Not long after this, all through the day Thella had been working very hard, and in the edge of the evening sat down on the porch to rest. Pa had just come in from the field looking worn out; Thella’s heart ached as she looked at him: “Poor pa, you are tired out,” she said.

“Yes, pretty tired, daughter!” he answered; hearing Mrs. Armitage coming they said no more.

She was in a fearful humor; she had quarreled with one of the neighbors, and seemed to think that the fight extended to her own family. It was quite dark on the porch, and Thella sat in the shadow so that she did not observe her.

“Where is Thella?” she angrily asked of pa, as she came in.

“Not very far away, I guess,” he answered mildly.

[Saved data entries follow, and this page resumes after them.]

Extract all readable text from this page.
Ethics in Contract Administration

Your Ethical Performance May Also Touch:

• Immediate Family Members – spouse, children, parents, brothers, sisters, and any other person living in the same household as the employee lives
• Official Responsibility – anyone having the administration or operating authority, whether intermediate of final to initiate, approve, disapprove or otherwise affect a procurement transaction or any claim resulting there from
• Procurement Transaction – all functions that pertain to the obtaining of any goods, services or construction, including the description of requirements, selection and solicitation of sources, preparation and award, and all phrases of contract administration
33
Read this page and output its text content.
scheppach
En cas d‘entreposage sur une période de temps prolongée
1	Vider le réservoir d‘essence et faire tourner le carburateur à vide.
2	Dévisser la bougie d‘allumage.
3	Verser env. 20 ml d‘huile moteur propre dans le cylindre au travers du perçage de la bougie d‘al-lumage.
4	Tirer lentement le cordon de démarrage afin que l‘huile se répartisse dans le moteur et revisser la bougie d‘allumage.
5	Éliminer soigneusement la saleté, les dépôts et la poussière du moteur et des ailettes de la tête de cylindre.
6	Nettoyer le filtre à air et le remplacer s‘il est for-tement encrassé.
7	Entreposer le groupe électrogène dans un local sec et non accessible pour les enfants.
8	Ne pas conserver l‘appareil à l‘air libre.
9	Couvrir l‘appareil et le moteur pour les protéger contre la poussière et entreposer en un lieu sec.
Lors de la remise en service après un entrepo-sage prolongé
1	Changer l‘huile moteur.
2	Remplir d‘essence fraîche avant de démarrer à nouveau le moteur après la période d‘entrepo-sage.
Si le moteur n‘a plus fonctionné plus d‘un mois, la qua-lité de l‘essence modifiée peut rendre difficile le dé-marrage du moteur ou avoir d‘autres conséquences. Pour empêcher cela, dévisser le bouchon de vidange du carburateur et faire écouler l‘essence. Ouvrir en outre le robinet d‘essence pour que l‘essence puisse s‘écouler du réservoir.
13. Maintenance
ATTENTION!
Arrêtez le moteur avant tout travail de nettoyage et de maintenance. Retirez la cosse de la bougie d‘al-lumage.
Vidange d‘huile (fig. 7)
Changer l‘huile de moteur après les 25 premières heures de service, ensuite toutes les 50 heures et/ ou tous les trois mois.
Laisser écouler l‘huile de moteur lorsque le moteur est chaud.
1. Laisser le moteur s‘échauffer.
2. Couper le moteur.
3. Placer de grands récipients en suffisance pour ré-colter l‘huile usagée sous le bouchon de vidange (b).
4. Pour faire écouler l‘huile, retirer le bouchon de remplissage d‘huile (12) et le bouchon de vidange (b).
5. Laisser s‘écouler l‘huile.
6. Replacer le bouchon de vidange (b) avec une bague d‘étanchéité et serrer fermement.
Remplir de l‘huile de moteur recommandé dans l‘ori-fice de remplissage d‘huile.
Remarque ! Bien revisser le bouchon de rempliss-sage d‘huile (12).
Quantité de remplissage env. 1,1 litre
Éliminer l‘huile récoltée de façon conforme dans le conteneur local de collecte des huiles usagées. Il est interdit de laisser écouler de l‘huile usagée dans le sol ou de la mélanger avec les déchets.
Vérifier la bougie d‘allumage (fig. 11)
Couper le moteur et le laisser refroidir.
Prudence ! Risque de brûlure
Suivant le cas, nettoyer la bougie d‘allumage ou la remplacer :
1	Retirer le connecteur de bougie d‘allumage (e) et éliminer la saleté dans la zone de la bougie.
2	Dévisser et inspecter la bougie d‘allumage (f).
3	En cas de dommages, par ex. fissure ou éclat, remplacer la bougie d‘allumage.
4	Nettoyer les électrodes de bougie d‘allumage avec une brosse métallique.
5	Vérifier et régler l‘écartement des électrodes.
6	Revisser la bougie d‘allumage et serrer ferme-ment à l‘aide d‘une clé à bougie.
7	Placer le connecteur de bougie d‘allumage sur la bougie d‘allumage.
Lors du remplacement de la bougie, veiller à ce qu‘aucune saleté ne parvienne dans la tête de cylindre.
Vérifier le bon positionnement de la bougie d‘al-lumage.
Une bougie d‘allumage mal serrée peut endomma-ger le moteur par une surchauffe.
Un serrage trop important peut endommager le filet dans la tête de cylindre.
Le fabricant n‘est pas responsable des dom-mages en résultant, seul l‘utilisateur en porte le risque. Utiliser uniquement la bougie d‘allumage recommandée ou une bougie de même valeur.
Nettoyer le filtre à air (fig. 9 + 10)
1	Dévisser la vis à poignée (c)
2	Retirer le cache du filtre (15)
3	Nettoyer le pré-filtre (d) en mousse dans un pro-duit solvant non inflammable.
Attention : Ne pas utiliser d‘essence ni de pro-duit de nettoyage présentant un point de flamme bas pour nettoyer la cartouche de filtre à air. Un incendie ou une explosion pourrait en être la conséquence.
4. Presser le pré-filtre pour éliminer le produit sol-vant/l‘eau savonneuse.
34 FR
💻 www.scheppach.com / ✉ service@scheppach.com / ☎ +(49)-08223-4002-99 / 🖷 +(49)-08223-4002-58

“Out trapezing somewhere, I suppose! I seen her whispering to that Judd Tompkins, more’n once; she’ll come to no good, I’ll tell you!”

“Sho! Sho! What’s the use of bein’ so hard, ma? Didn’t you never talk to the boys when you was young?” asked pa very mildly.

“I wish to goodness I’d never seen a pesky man; of all the shif’less, onery things a man’s the wust; and you’re about the laziest of the whole bilin’.”

Pa made no reply, but Thella rose up, white and wrathful; it is not the great things which rouse us to the depth of feeling, but the continued pin-pricking; the nag-nagging which drives us to desperation. Thella could take anything directed against herself; she thought many times that she had grown so used to it that it did not hurt much, but pa, poor pa, she could not hear the good patient soul nagged so, without a word of protest.

“You just let pa alone! You can abuse me all you like, but you needn’t misuse him on my account, he is not to blame for my shortcomings;” she sidled up to him, and clasped his arm with her two hands.